Yesterday in Europe: The European Commission is widening its regulatory sweep to include “shadow” banking, heralding new controls over the sprawling €46 trillion (£38 trillion) sector blamed for helping trigger the financial crisis.

The EU’s executive launched a consultation with industry today with a view to writing rules to control shadow banking, a term describing activity resembling banks’ basic borrow-and-lend model, but often taking place beyond the watch of regulators.

It opens up a new front in the regulatory drive of Brussels, which some analysts believe has been slow to tackle the causes of a financial crisis that struck Europe roughly five years ago.

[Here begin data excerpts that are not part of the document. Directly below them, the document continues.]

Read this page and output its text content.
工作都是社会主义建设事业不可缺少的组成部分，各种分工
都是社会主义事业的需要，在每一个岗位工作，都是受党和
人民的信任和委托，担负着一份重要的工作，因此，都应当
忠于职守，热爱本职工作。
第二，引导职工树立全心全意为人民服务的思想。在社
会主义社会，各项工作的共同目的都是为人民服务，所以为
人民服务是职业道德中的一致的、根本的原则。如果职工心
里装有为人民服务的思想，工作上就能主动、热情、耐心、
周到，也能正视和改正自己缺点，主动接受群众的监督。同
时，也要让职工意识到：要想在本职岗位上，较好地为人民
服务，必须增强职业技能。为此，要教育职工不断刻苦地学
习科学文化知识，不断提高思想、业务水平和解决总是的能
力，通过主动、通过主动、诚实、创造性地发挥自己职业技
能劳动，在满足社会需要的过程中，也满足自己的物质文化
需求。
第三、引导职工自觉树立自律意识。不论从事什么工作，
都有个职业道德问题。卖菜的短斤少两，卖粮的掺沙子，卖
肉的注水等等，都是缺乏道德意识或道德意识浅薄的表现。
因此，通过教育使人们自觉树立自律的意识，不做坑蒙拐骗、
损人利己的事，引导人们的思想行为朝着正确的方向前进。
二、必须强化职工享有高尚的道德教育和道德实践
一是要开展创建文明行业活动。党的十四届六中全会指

“What we do not want is for financial activities and entities to circumvent existing and foreseen rules, allowing new sources of risk to accumulate in the financial sector,” Michel Barnier, the EU official in charge of regulatory reform, said.

“That is why we need to better understand what shadow banking actually is and does, and what regulation and supervision may be appropriate.”

Political leaders are aware of the potential problem that shadow banking presents and the Group of 20 top global economies have asked their task force, the Financial Stability Board (FSB), to come up with plans to regulate the sector.

0000 Welcome to rolling coverage from our Business and Foreign staff of the market turmoil and the latest on the world debt crisis. We will keep this blog updated as markets open and close around the world.